NOTICE:  DMTCP checkpointing will not work with the latest version of the scheduling software, SLURM, installed on June 25, 2018. The DMTCP developers have been alerted to the problem and are currently investigating.  A fix, if one can be found, is not expected until the end of summer.



Checkpointing Jobs on the Cluster:


Checkpoint of a job can be done using Distributed MultiThreaded CheckPointing (DMTCP). Single threaded, multithreaded and openMP applications may be checkpointable. Support for checkpointing MPI-parallel applications in SLURM is currently under development by the DMTCP team in partnership with CCR staff. Not all applications can be checkpointed. Please see the DMTCP web-site for full details.

 

New Features!

With the release of version 2.2.x of DMTCP, the corresponding SLURM scripts have been greatly simplified! A single script that auto-detects whether to checkpoint or restart can now be used.


Instructions for the Checkpoint and Restart of an Application:

The code to be checkpointed does not need to be linked with any particular library. To use DMTCP, users should copy and modify the appropriate example checkpoint/restart scripts.
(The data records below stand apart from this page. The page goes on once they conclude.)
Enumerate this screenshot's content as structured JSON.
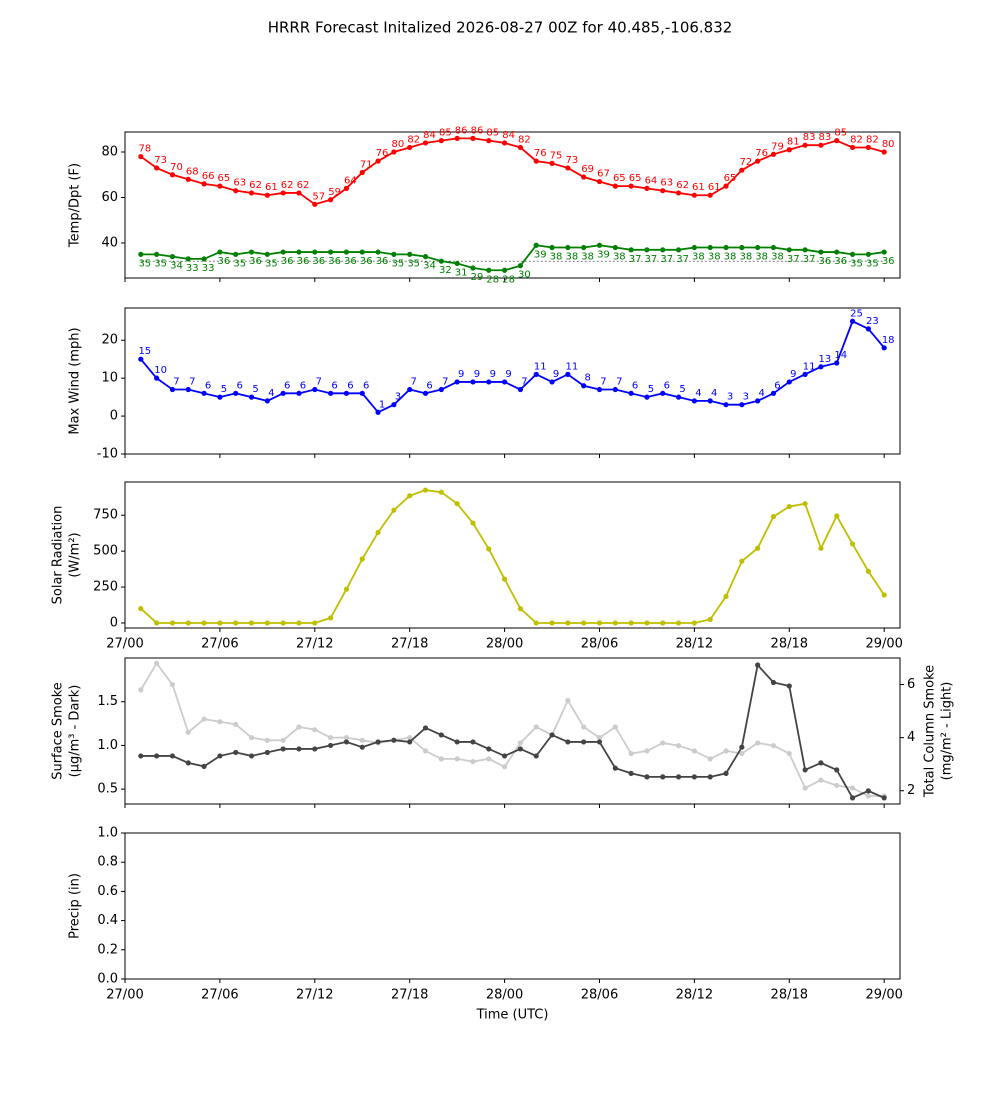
{
  "title": "HRRR Forecast Initalized 2026-08-27 00Z for 40.485,-106.832",
  "chart_data": [
    {
      "type": "line",
      "ylabel": [
        "Temp/Dpt (F)"
      ],
      "x": [
        1,
        2,
        3,
        4,
        5,
        6,
        7,
        8,
        9,
        10,
        11,
        12,
        13,
        14,
        15,
        16,
        17,
        18,
        19,
        20,
        21,
        22,
        23,
        24,
        25,
        26,
        27,
        28,
        29,
        30,
        31,
        32,
        33,
        34,
        35,
        36,
        37,
        38,
        39,
        40,
        41,
        42,
        43,
        44,
        45,
        46,
        47,
        48
      ],
      "xlim": [
        0,
        49
      ],
      "ylim": [
        24.6,
        88.8
      ],
      "yticks": [
        40,
        60,
        80
      ],
      "hline": 32,
      "series": [
        {
          "color": "#ff0000",
          "labels": "above",
          "values": [
            78,
            73,
            70,
            68,
            66,
            65,
            63,
            62,
            61,
            62,
            62,
            57,
            59,
            64,
            71,
            76,
            80,
            82,
            84,
            85,
            86,
            86,
            85,
            84,
            82,
            76,
            75,
            73,
            69,
            67,
            65,
            65,
            64,
            63,
            62,
            61,
            61,
            65,
            72,
            76,
            79,
            81,
            83,
            83,
            85,
            82,
            82,
            80
          ]
        },
        {
          "color": "#008000",
          "labels": "below",
          "values": [
            35,
            35,
            34,
            33,
            33,
            36,
            35,
            36,
            35,
            36,
            36,
            36,
            36,
            36,
            36,
            36,
            35,
            35,
            34,
            32,
            31,
            29,
            28,
            28,
            30,
            39,
            38,
            38,
            38,
            39,
            38,
            37,
            37,
            37,
            37,
            38,
            38,
            38,
            38,
            38,
            38,
            37,
            37,
            36,
            36,
            35,
            35,
            36
          ]
        }
      ]
    },
    {
      "type": "line",
      "ylabel": [
        "Max Wind (mph)"
      ],
      "x": [
        1,
        2,
        3,
        4,
        5,
        6,
        7,
        8,
        9,
        10,
        11,
        12,
        13,
        14,
        15,
        16,
        17,
        18,
        19,
        20,
        21,
        22,
        23,
        24,
        25,
        26,
        27,
        28,
        29,
        30,
        31,
        32,
        33,
        34,
        35,
        36,
        37,
        38,
        39,
        40,
        41,
        42,
        43,
        44,
        45,
        46,
        47,
        48
      ],
      "xlim": [
        0,
        49
      ],
      "ylim": [
        -10,
        28.5
      ],
      "yticks": [
        -10,
        0,
        10,
        20
      ],
      "series": [
        {
          "color": "#0000ff",
          "labels": "above",
          "values": [
            15,
            10,
            7,
            7,
            6,
            5,
            6,
            5,
            4,
            6,
            6,
            7,
            6,
            6,
            6,
            1,
            3,
            7,
            6,
            7,
            9,
            9,
            9,
            9,
            7,
            11,
            9,
            11,
            8,
            7,
            7,
            6,
            5,
            6,
            5,
            4,
            4,
            3,
            3,
            4,
            6,
            9,
            11,
            13,
            14,
            25,
            23,
            18
          ]
        }
      ]
    },
    {
      "type": "line",
      "ylabel": [
        "Solar Radiation",
        "(W/m²)"
      ],
      "x": [
        1,
        2,
        3,
        4,
        5,
        6,
        7,
        8,
        9,
        10,
        11,
        12,
        13,
        14,
        15,
        16,
        17,
        18,
        19,
        20,
        21,
        22,
        23,
        24,
        25,
        26,
        27,
        28,
        29,
        30,
        31,
        32,
        33,
        34,
        35,
        36,
        37,
        38,
        39,
        40,
        41,
        42,
        43,
        44,
        45,
        46,
        47,
        48
      ],
      "xlim": [
        0,
        49
      ],
      "ylim": [
        -35,
        981
      ],
      "yticks": [
        0,
        250,
        500,
        750
      ],
      "xticks": [
        {
          "value": 0,
          "label": "27/00"
        },
        {
          "value": 6,
          "label": "27/06"
        },
        {
          "value": 12,
          "label": "27/12"
        },
        {
          "value": 18,
          "label": "27/18"
        },
        {
          "value": 24,
          "label": "28/00"
        },
        {
          "value": 30,
          "label": "28/06"
        },
        {
          "value": 36,
          "label": "28/12"
        },
        {
          "value": 42,
          "label": "28/18"
        },
        {
          "value": 48,
          "label": "29/00"
        }
      ],
      "series": [
        {
          "color": "#bfbf00",
          "values": [
            100,
            0,
            0,
            0,
            0,
            0,
            0,
            0,
            0,
            0,
            0,
            0,
            35,
            235,
            445,
            630,
            785,
            885,
            925,
            910,
            830,
            695,
            515,
            305,
            100,
            0,
            0,
            0,
            0,
            0,
            0,
            0,
            0,
            0,
            0,
            0,
            25,
            185,
            430,
            520,
            740,
            810,
            830,
            520,
            745,
            550,
            360,
            195
          ]
        }
      ]
    },
    {
      "type": "line",
      "ylabel": [
        "Surface Smoke",
        "(μg/m³ - Dark)"
      ],
      "y2label": [
        "Total Column Smoke",
        "(mg/m² - Light)"
      ],
      "x": [
        1,
        2,
        3,
        4,
        5,
        6,
        7,
        8,
        9,
        10,
        11,
        12,
        13,
        14,
        15,
        16,
        17,
        18,
        19,
        20,
        21,
        22,
        23,
        24,
        25,
        26,
        27,
        28,
        29,
        30,
        31,
        32,
        33,
        34,
        35,
        36,
        37,
        38,
        39,
        40,
        41,
        42,
        43,
        44,
        45,
        46,
        47,
        48
      ],
      "xlim": [
        0,
        49
      ],
      "ylim": [
        0.33,
        2.0
      ],
      "yticks": [
        0.5,
        {
          "value": 1,
          "label": "1.0"
        },
        1.5
      ],
      "y2lim": [
        1.5,
        7.0
      ],
      "y2ticks": [
        2,
        4,
        6
      ],
      "series": [
        {
          "color": "#cccccc",
          "axis": "y2",
          "values": [
            5.8,
            6.8,
            6.0,
            4.2,
            4.7,
            4.6,
            4.5,
            4.0,
            3.9,
            3.9,
            4.4,
            4.3,
            4.0,
            4.0,
            3.9,
            3.8,
            3.9,
            4.0,
            3.5,
            3.2,
            3.2,
            3.1,
            3.2,
            2.9,
            3.8,
            4.4,
            4.1,
            5.4,
            4.4,
            4.0,
            4.4,
            3.4,
            3.5,
            3.8,
            3.7,
            3.5,
            3.2,
            3.5,
            3.4,
            3.8,
            3.7,
            3.4,
            2.1,
            2.4,
            2.2,
            2.1,
            1.8,
            1.8
          ]
        },
        {
          "color": "#444444",
          "values": [
            0.88,
            0.88,
            0.88,
            0.8,
            0.76,
            0.88,
            0.92,
            0.88,
            0.92,
            0.96,
            0.96,
            0.96,
            1.0,
            1.04,
            0.98,
            1.04,
            1.06,
            1.04,
            1.2,
            1.12,
            1.04,
            1.04,
            0.96,
            0.88,
            0.96,
            0.88,
            1.12,
            1.04,
            1.04,
            1.04,
            0.74,
            0.68,
            0.64,
            0.64,
            0.64,
            0.64,
            0.64,
            0.68,
            0.98,
            1.92,
            1.72,
            1.68,
            0.72,
            0.8,
            0.72,
            0.4,
            0.48,
            0.4
          ]
        }
      ]
    },
    {
      "type": "line",
      "ylabel": [
        "Precip (in)"
      ],
      "xlabel": "Time (UTC)",
      "xlim": [
        0,
        49
      ],
      "ylim": [
        0,
        1
      ],
      "yticks": [
        {
          "value": 0,
          "label": "0.0"
        },
        0.2,
        0.4,
        0.6,
        0.8,
        {
          "value": 1,
          "label": "1.0"
        }
      ],
      "xticks": [
        {
          "value": 0,
          "label": "27/00"
        },
        {
          "value": 6,
          "label": "27/06"
        },
        {
          "value": 12,
          "label": "27/12"
        },
        {
          "value": 18,
          "label": "27/18"
        },
        {
          "value": 24,
          "label": "28/00"
        },
        {
          "value": 30,
          "label": "28/06"
        },
        {
          "value": 36,
          "label": "28/12"
        },
        {
          "value": 42,
          "label": "28/18"
        },
        {
          "value": 48,
          "label": "29/00"
        }
      ],
      "series": []
    }
  ]
}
  • For serial or multi-threaded applications:
    /util/academic/dmtcp/examples/serial/slurm_dmtcp_serial

  • For OpenMP applications:
    /util/academic/dmtcp/examples/openmp/slurm_dmtcp_openmp

  • For an initial run of the application, submit the checkpoint script using sbatch. For example:
    $ sbatch my_slurm_dmtcp_serial

  • Use the same script to extend (i.e. restart) a previously checkpointed (or restarted) job - the script will discover the presence of DMTCP checkpoint files and will automatically perform a restart. For example:
    $ sbatch my_slurm_dmtcp_serial